Ring Arne, Morris Tom, Wozniak Marcin, Sullo Nikol, Dott William, Verheyden Veerle, Kumar Tracy, Brunskill Nigel, Vaja Rakesh, Murphy Gavin J
University of the Free State, Bloemfontein, South Africa.
medac GmbH, Wedel, Germany.
Br J Clin Pharmacol. 2017 Apr;83(4):709-720. doi: 10.1111/bcp.13162. Epub 2016 Dec 1.
Acute kidney injury (AKI) is a common and severe complication of cardiac surgery. There is no effective prevention or treatment. Sildenafil citrate (Revatio , Pfizer Inc.), a phosphodiesterase type 5 inhibitor, prevents post cardiac surgery AKI in pre-clinical studies, however its use is contraindicated in patients with symptomatic cardiovascular disease. The aim of this study is to assess the safety and pharmacokinetics of intravenous sildenafil in cardiac surgery patients.
We conducted an open label, dose escalation study with six patients per dose level. The six doses were 2.5 mg, 5 mg or 10 mg as a bolus, either alone or followed by an additional 2 h infusion of 2.5 mg sildenafil.
Thirty-six patients entered the trial, of which 33 completed it. The mean age was 69.9 years. One patient died during surgery, two others were removed from the trial before dosing (all at dose level 5 mg + 2.5 mg). The pharmacokinetic profile of sildenafil was similar to previously published studies. For a dose of 10 mg administered as a bolus followed by 2.5 mg administered over 2 h the results were AUC 537 ng h ml , C 189.4 ng ml and t 10.5 h. The drug was well tolerated with no serious adverse events related to drug administration.
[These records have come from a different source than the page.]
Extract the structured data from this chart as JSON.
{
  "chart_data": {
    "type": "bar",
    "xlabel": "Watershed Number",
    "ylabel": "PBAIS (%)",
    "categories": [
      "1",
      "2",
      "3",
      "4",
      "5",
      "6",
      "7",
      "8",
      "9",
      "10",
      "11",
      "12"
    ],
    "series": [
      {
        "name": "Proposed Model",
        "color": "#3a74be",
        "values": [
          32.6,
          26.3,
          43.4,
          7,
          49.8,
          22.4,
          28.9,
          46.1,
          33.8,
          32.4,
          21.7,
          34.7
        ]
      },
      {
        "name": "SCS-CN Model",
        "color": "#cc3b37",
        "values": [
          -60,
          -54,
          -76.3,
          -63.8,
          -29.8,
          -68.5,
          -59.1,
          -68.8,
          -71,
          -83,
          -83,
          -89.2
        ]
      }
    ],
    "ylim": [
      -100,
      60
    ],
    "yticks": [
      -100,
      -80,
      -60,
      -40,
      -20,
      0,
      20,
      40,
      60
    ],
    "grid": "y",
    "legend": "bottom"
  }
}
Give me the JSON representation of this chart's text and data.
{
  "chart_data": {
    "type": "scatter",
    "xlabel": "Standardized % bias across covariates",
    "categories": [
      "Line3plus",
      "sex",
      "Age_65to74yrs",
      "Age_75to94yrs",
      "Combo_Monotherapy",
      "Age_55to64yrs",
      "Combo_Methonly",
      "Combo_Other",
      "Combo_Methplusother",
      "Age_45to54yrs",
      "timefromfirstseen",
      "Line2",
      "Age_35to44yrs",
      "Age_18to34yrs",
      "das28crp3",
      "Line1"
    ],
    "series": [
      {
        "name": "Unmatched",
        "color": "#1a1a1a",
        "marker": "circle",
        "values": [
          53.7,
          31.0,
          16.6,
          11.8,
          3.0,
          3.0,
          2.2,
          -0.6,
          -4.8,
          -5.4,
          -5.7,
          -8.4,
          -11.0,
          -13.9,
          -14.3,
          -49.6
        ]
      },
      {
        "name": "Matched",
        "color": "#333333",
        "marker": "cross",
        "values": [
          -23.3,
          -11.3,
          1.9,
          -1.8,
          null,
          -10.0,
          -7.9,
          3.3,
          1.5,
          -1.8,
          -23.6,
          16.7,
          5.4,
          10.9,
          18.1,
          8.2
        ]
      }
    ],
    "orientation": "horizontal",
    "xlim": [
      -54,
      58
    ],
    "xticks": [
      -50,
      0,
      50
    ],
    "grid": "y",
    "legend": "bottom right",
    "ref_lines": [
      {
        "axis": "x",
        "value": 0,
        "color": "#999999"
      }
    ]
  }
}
Higher sildenafil doses stabilized post-surgery nitric oxide bioavailability.
Pharmacokinetics of sildenafil during cardiopulmonary bypass were comparable to those of other patient groups. The drug was well tolerated at therapeutic plasma levels. These results support the further evaluation of sildenafil for the prevention of AKI in cardiac surgery.
急性肾损伤(AKI)是心脏手术常见且严重的并发症。目前尚无有效的预防或治疗方法。磷酸二酯酶5抑制剂西地那非柠檬酸盐(Revatio,辉瑞公司)在临床前研究中可预防心脏手术后的AKI,但有症状的心血管疾病患者禁用。本研究的目的是评估静脉注射西地那非在心脏手术患者中的安全性和药代动力学。
我们进行了一项开放标签、剂量递增研究,每个剂量水平纳入6名患者。六个剂量分别为2.5毫克、5毫克或10毫克静脉推注,单独使用或随后再静脉输注2.5毫克西地那非2小时。
36名患者进入试验,其中33名完成试验。平均年龄为69.9岁。1名患者在手术期间死亡,另外2名在给药前退出试验(均为5毫克 + 2.5毫克剂量水平)。西地那非的药代动力学特征与先前发表的研究相似。对于10毫克静脉推注后再2小时内输注2.5毫克的剂量,结果为AUC 537纳克·小时/毫升、Cmax 189.4纳克/毫升和t1/2 10.5小时。该药物耐受性良好,未出现与药物给药相关的严重不良事件。较高剂量的西地那非可使术后一氧化氮生物利用度稳定。
体外循环期间西地那非的药代动力学与其他患者群体相当。该药物在治疗血浆水平下耐受性良好。这些结果支持进一步评估西地那非预防心脏手术中AKI的作用。